Gene Grabowski, partner at Washington, D.C.-based public affairs firm Kglobal, said it stands to reason that Trump's businesses are doing well monetarily even as he loses appeal among upper-middle-class groups because he's gaining support from people turning out to vote for him.

The question is, he said, will this other group making "$50,000 or $60,000, who may buy a Trump necktie every other year" have enough buying power to support the brand in the long run?

Mr. Grabowski made the point that Mr. Trump's actions are beyond divisive. "Even those who support him or may say something favorable would be cautious about letting people know they bought a Trump necktie or stayed at his hotel—it's not a popular thing to do right now," he said. Mr. Grabowski attended an event at a Trump property in Chicago, and while it was a success, because so many attendees complained about the venue, it's moving to a different locale next year.

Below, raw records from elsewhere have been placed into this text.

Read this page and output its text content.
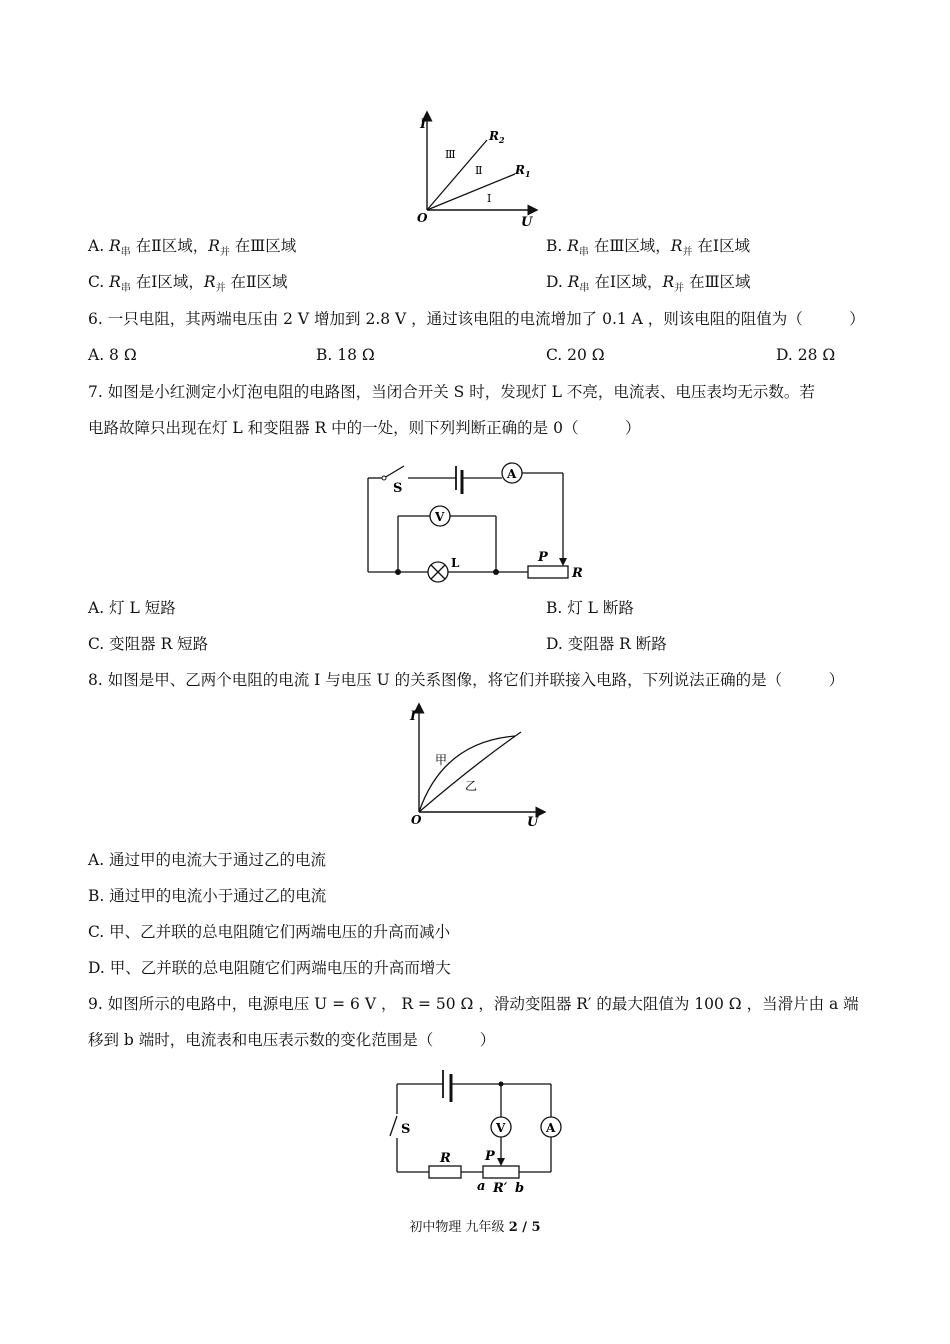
I
U
O
$R_2$
$R_1$
Ⅲ
Ⅱ
Ⅰ
A. $R_串$ 在Ⅱ区域，$R_并$ 在Ⅲ区域	B. $R_串$ 在Ⅲ区域，$R_并$ 在Ⅰ区域
C. $R_串$ 在Ⅰ区域，$R_并$ 在Ⅱ区域	D. $R_串$ 在Ⅰ区域，$R_并$ 在Ⅲ区域
6. 一只电阻，其两端电压由 2 V 增加到 2.8 V ，通过该电阻的电流增加了 0.1 A ，则该电阻的阻值为（　　　）
A. 8 Ω	B. 18 Ω	C. 20 Ω	D. 28 Ω
7. 如图是小红测定小灯泡电阻的电路图，当闭合开关 S 时，发现灯 L 不亮，电流表、电压表均无示数。若
电路故障只出现在灯 L 和变阻器 R 中的一处，则下列判断正确的是 0（　　　）
S
A
V
L	P
R
A. 灯 L 短路	B. 灯 L 断路
C. 变阻器 R 短路	D. 变阻器 R 断路
8. 如图是甲、乙两个电阻的电流 I 与电压 U 的关系图像，将它们并联接入电路，下列说法正确的是（　　　）
I
U
O
甲
乙
A. 通过甲的电流大于通过乙的电流
B. 通过甲的电流小于通过乙的电流
C. 甲、乙并联的总电阻随它们两端电压的升高而减小
D. 甲、乙并联的总电阻随它们两端电压的升高而增大
9. 如图所示的电路中，电源电压 U = 6 V ， R = 50 Ω ，滑动变阻器 R′ 的最大阻值为 100 Ω ，当滑片由 a 端
移到 b 端时，电流表和电压表示数的变化范围是（　　　）
S	V	A
R	P
R′
a b
初中物理 九年级 2 / 5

"Politics can certainly be polarizing, but if you're a Trump fan, you're a Trump fan," said Eric Trump, adding that the business is about the best service, locations and products in the world.

Howard Opinsky, exec VP-corporate advisory practice leader at Hill & Knowlton Strategies, who served as a Republican campaign strategist for years, said the days of brands being void of a political voice are over.

"Whenever brands take a political stance, they tend to both turn away a number of potential customers that might otherwise want to work with them and attract a group of advocates," said Mr. Opinsky. He said businesses have to decide if they want to engage a broad audience or one with intensely loyal, like-minded people.

At this point, it's "virtually impossible" for any of the businesses to distance themselves from Mr. Trump's campaign, but Mr. Opinsky said he wouldn't advise them to anyway because "I don't know if anyone would buy it."